Посидев еще немного на лавке, Окся решительно встала и начала готовиться. Сначала стала прощаться с домом. Поцеловала печку — чтобы тепло ее тела и души передались тем, кто будет ее топить. Поцеловала все три окна — чтобы на солнышко без стыда глядели, без позора. Встала на табуретку, поцеловала матицу и жалобно, с надрывом, запричитала:
— Держи крепче дом, чтоб он долго стоял!
Уже выйдя за порог, поцеловала дверь:
— Закрываясь за мной, не плачь, не скрипи, лихом свою хозяйку не поминай.

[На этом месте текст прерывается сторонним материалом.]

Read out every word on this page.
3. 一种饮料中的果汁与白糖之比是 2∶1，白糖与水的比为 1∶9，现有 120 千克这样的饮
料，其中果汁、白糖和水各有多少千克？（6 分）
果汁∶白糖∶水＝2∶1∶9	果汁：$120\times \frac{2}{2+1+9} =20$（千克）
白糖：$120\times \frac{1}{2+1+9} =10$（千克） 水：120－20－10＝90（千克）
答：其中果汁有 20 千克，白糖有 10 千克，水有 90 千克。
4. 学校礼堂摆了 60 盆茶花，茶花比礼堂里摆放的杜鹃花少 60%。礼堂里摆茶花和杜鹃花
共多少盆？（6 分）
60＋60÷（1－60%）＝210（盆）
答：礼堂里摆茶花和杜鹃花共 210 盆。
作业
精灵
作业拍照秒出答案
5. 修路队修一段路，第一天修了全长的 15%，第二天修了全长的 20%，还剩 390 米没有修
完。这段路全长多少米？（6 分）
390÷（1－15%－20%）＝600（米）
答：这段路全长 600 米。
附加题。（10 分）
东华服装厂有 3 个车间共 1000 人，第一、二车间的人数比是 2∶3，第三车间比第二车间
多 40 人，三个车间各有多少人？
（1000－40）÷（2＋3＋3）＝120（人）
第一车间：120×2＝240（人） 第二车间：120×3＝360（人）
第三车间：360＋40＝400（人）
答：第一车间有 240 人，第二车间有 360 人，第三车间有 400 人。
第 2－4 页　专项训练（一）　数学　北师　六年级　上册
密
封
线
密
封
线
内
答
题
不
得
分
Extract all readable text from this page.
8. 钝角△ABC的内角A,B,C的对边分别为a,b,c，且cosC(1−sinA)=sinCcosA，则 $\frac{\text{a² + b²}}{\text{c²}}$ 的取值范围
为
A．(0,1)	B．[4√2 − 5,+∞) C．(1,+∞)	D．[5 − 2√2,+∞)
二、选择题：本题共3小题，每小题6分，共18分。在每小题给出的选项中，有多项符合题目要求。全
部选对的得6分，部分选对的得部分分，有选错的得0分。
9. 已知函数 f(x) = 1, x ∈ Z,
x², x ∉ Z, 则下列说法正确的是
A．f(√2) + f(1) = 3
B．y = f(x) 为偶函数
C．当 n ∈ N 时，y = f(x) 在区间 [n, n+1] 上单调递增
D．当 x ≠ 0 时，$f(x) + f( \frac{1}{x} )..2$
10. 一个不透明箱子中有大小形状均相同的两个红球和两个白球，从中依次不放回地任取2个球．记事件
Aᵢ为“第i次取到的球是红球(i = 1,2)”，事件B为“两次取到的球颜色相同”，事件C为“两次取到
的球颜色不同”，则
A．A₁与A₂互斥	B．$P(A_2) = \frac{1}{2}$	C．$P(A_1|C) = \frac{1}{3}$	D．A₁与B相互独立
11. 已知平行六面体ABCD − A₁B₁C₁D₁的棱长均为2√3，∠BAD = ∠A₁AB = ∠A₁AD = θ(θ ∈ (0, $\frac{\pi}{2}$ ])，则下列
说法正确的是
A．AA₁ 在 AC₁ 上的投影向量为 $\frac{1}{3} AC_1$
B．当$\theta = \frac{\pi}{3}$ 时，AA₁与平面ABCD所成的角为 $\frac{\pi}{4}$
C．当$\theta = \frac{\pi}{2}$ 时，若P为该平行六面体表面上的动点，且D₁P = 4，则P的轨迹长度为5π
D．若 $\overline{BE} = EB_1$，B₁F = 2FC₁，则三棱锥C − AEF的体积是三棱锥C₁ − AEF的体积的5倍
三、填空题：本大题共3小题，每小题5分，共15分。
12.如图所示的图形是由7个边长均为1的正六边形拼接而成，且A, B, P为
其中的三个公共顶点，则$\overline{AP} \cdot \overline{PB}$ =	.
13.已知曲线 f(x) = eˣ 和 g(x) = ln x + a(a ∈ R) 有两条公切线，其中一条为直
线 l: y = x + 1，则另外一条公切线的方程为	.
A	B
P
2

Вышла на улицу — солнышко уже над горою Оттяжкой на два вершка колыхалось. Снежок, скопившийся у крылечка, сверкнул на солнце, словно подмигнул ей на прощание.
У забора Окся снова заплакала:
— Дом вы наш хорошо берегли, — обратилась она к воротам, поцеловав их, — теперь последний путь укажите мне…
Заскрипели ворота в ответ, тоской и болью отозвался этот звук в душе женщины. Покрыла она голову шалью и не спеша пошла к реке.
Сеськино словно вымерло: ни людей, ни собачьего лая. И тут навстречу Оксе, опираясь на палку, вышел Лаврентий Кучаев. Старик съежился, густая его борода трепалась на ветру мочалкой.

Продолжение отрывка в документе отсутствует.